Che la P2 aveva ormai in mano tutta l'opera di assistenza che gravava sul Grande Oriente. Salvini veniva periodicamente qui a casa mia, portandosi dietro la borsa piena di lettere, tutte richieste d'aiuto di fratelli. Chi chiedeva una mano per essere trasferito, chi una promozione sul lavoro, chi un prestito in banca, chi una raccomandazione per essere sicuro di superare un concorso. La P2, grazie al fatto che aveva uomini in tutti i settori, riusciva a soddisfare ogni richiesta. Fanelli, il segretario della loggia, rispondeva brevemente a tutti i fratelli, allegando le lettere di segnalazione. Salvini temeva che alle successive elezioni per la Gran Maestranza tutti avrebbero votato per me, mentre io non avevo alcuna voglia di candidarmi. Scrisse quindi a tutti gli iscritti alla P2, promosse anche una sorta di referendum, ma alla richiesta di aderire a una loggia regolare tutti i fratelli risposero di no. Avevano tutti esigenza di mantenere la riservatezza. Anzi, qualcuno minacciò di andarsene rispetto alla prospettiva di non poter più far parte di una loggia coperta. Va detto che Salvini era a volte costretto, da alcune circostanze e persone interne alla massoneria, a prendere alcune posizioni.

In realtà mi sembra che Salvini prendesse, almeno in quel periodo, nettamente le distanze da lei. Quasi si preoccupasse della piega che stava prendendo la P2 grazie alla sua singolare autonomia.
Però le lettere che Lino mi scriveva a titolo personale erano di tenore opposto. Nonostante qualche dissenso su fatti specifici, i nostri rapporti sono rimasti sempre corretti e - per usare un termine giusto - fraterni. Forse, dietro alcuni suoi atti c'erano le pressioni del Partito socialista, a cui era iscritto. Aveva fatto l'errore di non restituire la tessera neppure dopo la sua elezione a Gran Maestro. Sbaglio gravissimo, perché la massoneria deve essere al di sopra degli schieramenti di partito.

Alla fine del braccio di ferro lei verrà nominato Maestro Venerabile, in cambio dell'impegno a «rendere palese» la loggia P2. Mossa che lei non farà mai.
A Napoli parlai pubblicamente a una delegazione di Maestri Venerabili, convocata da Salvini.
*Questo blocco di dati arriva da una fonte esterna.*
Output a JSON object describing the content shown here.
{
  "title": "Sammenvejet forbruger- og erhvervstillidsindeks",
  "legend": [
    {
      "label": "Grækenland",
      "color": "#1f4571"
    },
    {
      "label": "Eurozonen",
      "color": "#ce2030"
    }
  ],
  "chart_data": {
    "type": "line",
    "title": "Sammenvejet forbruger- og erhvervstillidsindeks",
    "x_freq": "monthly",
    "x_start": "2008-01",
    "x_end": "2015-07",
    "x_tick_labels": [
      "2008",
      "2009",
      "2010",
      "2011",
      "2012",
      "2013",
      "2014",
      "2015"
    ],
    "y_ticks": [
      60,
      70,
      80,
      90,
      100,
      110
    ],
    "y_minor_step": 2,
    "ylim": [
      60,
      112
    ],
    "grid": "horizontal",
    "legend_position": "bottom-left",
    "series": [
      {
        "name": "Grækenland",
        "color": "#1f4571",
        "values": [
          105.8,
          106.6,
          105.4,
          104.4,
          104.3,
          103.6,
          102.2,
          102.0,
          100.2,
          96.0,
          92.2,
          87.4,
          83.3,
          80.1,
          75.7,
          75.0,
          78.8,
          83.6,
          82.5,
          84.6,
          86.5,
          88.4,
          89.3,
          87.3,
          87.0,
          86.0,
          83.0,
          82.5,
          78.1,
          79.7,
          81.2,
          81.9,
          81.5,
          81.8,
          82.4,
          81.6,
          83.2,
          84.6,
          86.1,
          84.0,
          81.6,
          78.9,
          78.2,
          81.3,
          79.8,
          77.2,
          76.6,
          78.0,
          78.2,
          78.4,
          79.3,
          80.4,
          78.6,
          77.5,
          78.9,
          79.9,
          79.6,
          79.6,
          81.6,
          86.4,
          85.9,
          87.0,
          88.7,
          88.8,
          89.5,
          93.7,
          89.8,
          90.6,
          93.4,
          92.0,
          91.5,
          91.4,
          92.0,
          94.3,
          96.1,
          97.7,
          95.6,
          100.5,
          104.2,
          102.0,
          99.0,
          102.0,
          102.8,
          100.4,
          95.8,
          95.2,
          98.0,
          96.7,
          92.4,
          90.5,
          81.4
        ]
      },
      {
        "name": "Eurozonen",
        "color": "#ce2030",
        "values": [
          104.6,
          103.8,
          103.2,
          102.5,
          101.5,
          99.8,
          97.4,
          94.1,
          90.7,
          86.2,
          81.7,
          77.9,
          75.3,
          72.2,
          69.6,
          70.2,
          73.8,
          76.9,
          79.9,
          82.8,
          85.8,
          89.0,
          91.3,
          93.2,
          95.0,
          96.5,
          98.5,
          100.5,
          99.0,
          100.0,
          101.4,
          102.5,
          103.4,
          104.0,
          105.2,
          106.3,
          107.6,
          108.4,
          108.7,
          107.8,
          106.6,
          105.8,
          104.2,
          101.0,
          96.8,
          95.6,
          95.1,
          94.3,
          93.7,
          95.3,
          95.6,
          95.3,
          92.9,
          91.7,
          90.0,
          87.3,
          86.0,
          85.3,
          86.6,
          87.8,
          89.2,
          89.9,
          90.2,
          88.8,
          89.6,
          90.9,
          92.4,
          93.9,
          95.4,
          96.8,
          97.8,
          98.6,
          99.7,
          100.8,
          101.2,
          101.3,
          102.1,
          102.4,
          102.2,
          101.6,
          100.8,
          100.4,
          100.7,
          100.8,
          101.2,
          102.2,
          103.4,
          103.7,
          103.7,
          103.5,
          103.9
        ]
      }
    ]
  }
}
Spiegai che una loggia, se riservata, può lavorare più liberamente, senza suscitare rivalità o intromissioni. Tutti, alla fine, decisero di sostenere la P2: perché la sua attività era garanzia del potere della massoneria. Il patto prevedeva che la loggia potesse essere ispezionata solo dal Gran Maestro. Per capirsi, in massoneria esistono degli ispettori che hanno il compito di vagliare i lavori delle logge. La P2, in questo, rappresentava un'eccezione: perché solo Salvini aveva il diritto di ispezionarla. Il Gran Maestro o persona da lui delegata.